Pacelli at signing of Reichskonkordat, Rome, July 20, 1933

Above: Vatican Secretary of State Eugenio Pacelli (seated, center) at the signing of the Reichs­kon­kordat (treaty with Ger­man Reich) on July 20, 1933, in Rome. Seated to Pacelli’s right is Hitler’s vice-chan­cel­lor, Franz von Papen. Between 1933 and 1939 Pa­celli issued dozens of pro­test vio­lations of the Reichs­kon­kordat, which he had hoped would pro­tect the rights of Catho­lics under the new Ger­man govern­ment of Adolf Hitler. Pacelli’s actions as sec­re­tary of state and later as Pius XII have gen­erated con­tro­versy, par­tic­u­larly on the sub­ject of the Holo­caust. An entire library of books has been built either defending his papacy or taking him to task. His detractors have accused him of every­thing from anti-Semi­tism to col­luding with the Nazis (“Hitler’s pope”). Others claim the Catho­lic Church did more than any other reli­gious body to save Jewish lives, occa­sion­ally through the pope’s per­sonal inter­ven­tion; e.g., when Pius XII in­structed papal diplo­mats to aid per­se­cuted Jews in occu­pied nations, contri­buted money to aid des­per­ate Jews, opened Catho­lic facil­ities in the Vati­can and in other parts of Rome and Italy to shelter thou­sands of Jews from the Nazis, and gave direct face-to-face orders to protect Jews from the Nazis.

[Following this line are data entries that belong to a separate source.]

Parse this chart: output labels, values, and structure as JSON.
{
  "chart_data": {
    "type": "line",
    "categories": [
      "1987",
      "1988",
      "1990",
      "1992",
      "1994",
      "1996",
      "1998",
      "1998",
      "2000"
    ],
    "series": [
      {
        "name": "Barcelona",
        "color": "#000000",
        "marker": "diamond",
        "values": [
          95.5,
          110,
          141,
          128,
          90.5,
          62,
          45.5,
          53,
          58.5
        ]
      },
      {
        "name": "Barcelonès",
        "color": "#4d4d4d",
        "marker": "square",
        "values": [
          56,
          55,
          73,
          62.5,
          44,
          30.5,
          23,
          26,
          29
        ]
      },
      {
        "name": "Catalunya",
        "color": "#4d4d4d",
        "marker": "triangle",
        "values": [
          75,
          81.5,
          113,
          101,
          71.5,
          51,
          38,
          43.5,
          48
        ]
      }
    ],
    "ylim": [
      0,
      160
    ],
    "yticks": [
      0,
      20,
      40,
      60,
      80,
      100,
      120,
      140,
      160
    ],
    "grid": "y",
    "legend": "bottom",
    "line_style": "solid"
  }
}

Pacelli, Germany 1922Pacelli's coronation, March 12, 1939

Left: Pacelli, Apostolic Nuncio (ambassador) to Bavaria (1917–1925), is seen paying a visit to a group of bishops in 1922. Pacelli was simultaneously Apostolic Nuncio to Germany (1920–1930).

Right: Pope Pius XII on his day of coronation, March 12, 1939. Pacelli (1876–1958) took the same papal name as his predecessor, a title used exclusively by Italian popes. When Pacelli was elected pope, the Nazi regime registered strong pro­tests and called Pius XII the “Jewish Pope” because of his ear­lier con­dem­nation of German race laws.